Portugal faz falta a quem?

por BAPTISTA-BASTOSHoje
"Portugal faz-me falta." É uma frase comovente e bela pela sua clara genuinidade. Proferiu-a um professor de Música, de nome Fernando (desculpem, não fixei o apelido), há vinte e sete anos imigrado na Suíça. Ouvi-a anteontem, no programa Opinião Pública, primeira edição, SIC-Notícias. "Se as condições em Portugal fossem outras, ia para lá hoje mesmo." Não são: são piores. E Fernando vai ficar, iluminando a tristeza dos nossos males, que alguns banalizam, inculcando-nos a tese de que são históricos e inevitáveis.
Não creio que Passos Coelho ou Miguel Relvas (agora enredado em novas encrencas), paladinos infatigáveis de mandar portugueses para fora do País, tivessem conhecimento deste desabafo d'alma. São criaturas de recursos curtos e insistentes, resultantes dessa simbiose milagrosa e casual que tem transformado a mediocridade num desaforo e a ignorância numa carta-de-guia.
Este Fernando precisa de Portugal porque sim. A sensação confusa e dorida que nos prende "a esta nesga de terra / debruada de mar" [Torga] - e que designamos de saudade, à falta de melhor explicação, faz parte da nossa retórica sentimental. Essa emoção já me tocou no batente quando vivi na Grécia e no Brasil. Estamos lá sem nunca deixarmos de estar aqui: é mais uma forma abstracta de ser, e uma fragilidade propícia a servidões momentâneas. Uma coisa fora do tempo, um pouco reaccionária e acaso tonta, cujo aproveitamento, ao longo da história das nossas tiranias, tem feito mossa à colectiva maioridade de que necessitamos.

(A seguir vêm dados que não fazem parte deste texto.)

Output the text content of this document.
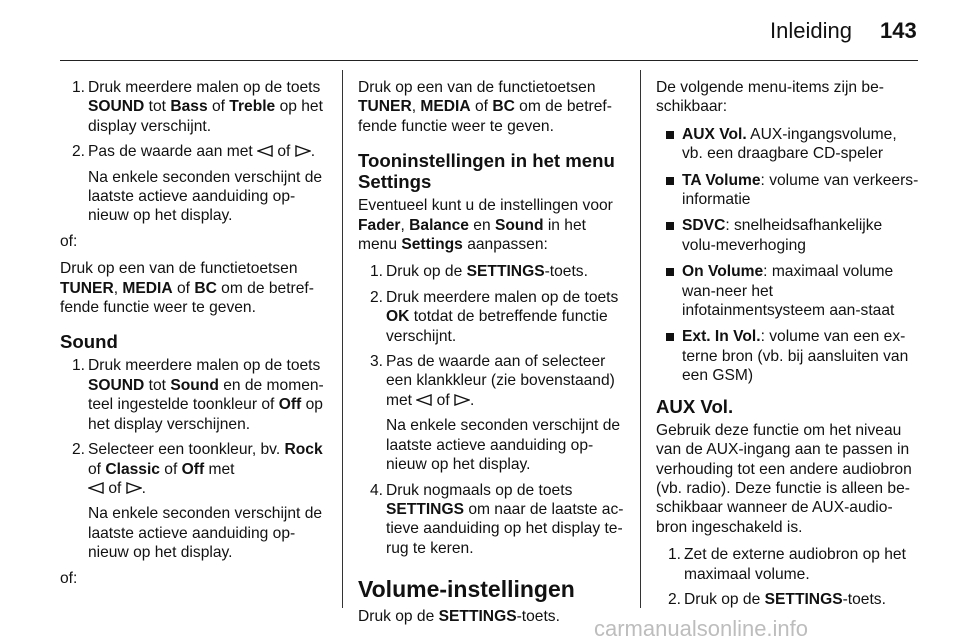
Inleiding 143
1. Druk meerdere malen op de toets SOUND tot Bass of Treble op het display verschijnt.
2. Pas de waarde aan met  of .
Na enkele seconden verschijnt de laatste actieve aanduiding op-nieuw op het display.

of:

Druk op een van de functietoetsen TUNER, MEDIA of BC om de betref-fende functie weer te geven.

Sound
1. Druk meerdere malen op de toets SOUND tot Sound en de momen-teel ingestelde toonkleur of Off op het display verschijnen.
2. Selecteer een toonkleur, bv. Rock of Classic of Off met
of .
Na enkele seconden verschijnt de laatste actieve aanduiding op-nieuw op het display.

of:

Druk op een van de functietoetsen TUNER, MEDIA of BC om de betref-fende functie weer te geven.

Tooninstellingen in het menu Settings

Eventueel kunt u de instellingen voor Fader, Balance en Sound in het menu Settings aanpassen:

1. Druk op de SETTINGS-toets.
2. Druk meerdere malen op de toets OK totdat de betreffende functie verschijnt.
3. Pas de waarde aan of selecteer een klankkleur (zie bovenstaand) met  of .
Na enkele seconden verschijnt de laatste actieve aanduiding op-nieuw op het display.
4. Druk nogmaals op de toets SETTINGS om naar de laatste ac-tieve aanduiding op het display te-rug te keren.
Volume-instellingen

Druk op de SETTINGS-toets.

De volgende menu-items zijn be-schikbaar:

AUX Vol. AUX-ingangsvolume, vb. een draagbare CD-speler
TA Volume: volume van verkeers-informatie
SDVC: snelheidsafhankelijke volu-meverhoging
On Volume: maximaal volume wan-neer het infotainmentsysteem aan-staat
Ext. In Vol.: volume van een ex-terne bron (vb. bij aansluiten van een GSM)
AUX Vol.

Gebruik deze functie om het niveau van de AUX-ingang aan te passen in verhouding tot een andere audiobron (vb. radio). Deze functie is alleen be-schikbaar wanneer de AUX-audio-bron ingeschakeld is.

1. Zet de externe audiobron op het maximaal volume.
2. Druk op de SETTINGS-toets.
carmanualsonline.info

"Portugal faz-me falta." A grandeza emocionada desta confissão confronta-se com a pequenez insultuosa daqueles dois nomeados. "Agora, Estar", escreveu o poeta Pedro Tamen, um dos mais belos livros sobre o Portugal liberto, repleto de uma autenticidade que não tardou em empalidecer. Os senhores da força sem razão remeteram para a ruína anónima aqueles aos quais Portugal fazia falta e que ambicionavam estar, apenas para ser. Passos Coelho e Miguel Relvas são parte dessa herança espúria. Levam a sua capacidade paradoxal ao ponto de nos indicarem a fronteira, por incapacidade de nos reter aqui. 815 portugueses por dia perderam o emprego no primeiro trimestre deste ano. A pátria despovoa-se dos seus jovens e o número de suicídios cresce. Os velhos são um embaraço improdutivo para este Governo que, além de desempregar pessoas, desempregou a generosidade e a compaixão.
Podemos viver nesta aridez de espírito, neste caucionar da agressão sem limites, neste vazio e neste coração oco, ostensivo, incoerente e fatal? A pergunta ainda não saiu dos círculos concêntricos das nossas inquietações quotidianas. Vamo-nos animando com os escândalos diários, e remetemos, para os fojos, a preparação de novos conceitos e de novas resistências.
Agora, ir?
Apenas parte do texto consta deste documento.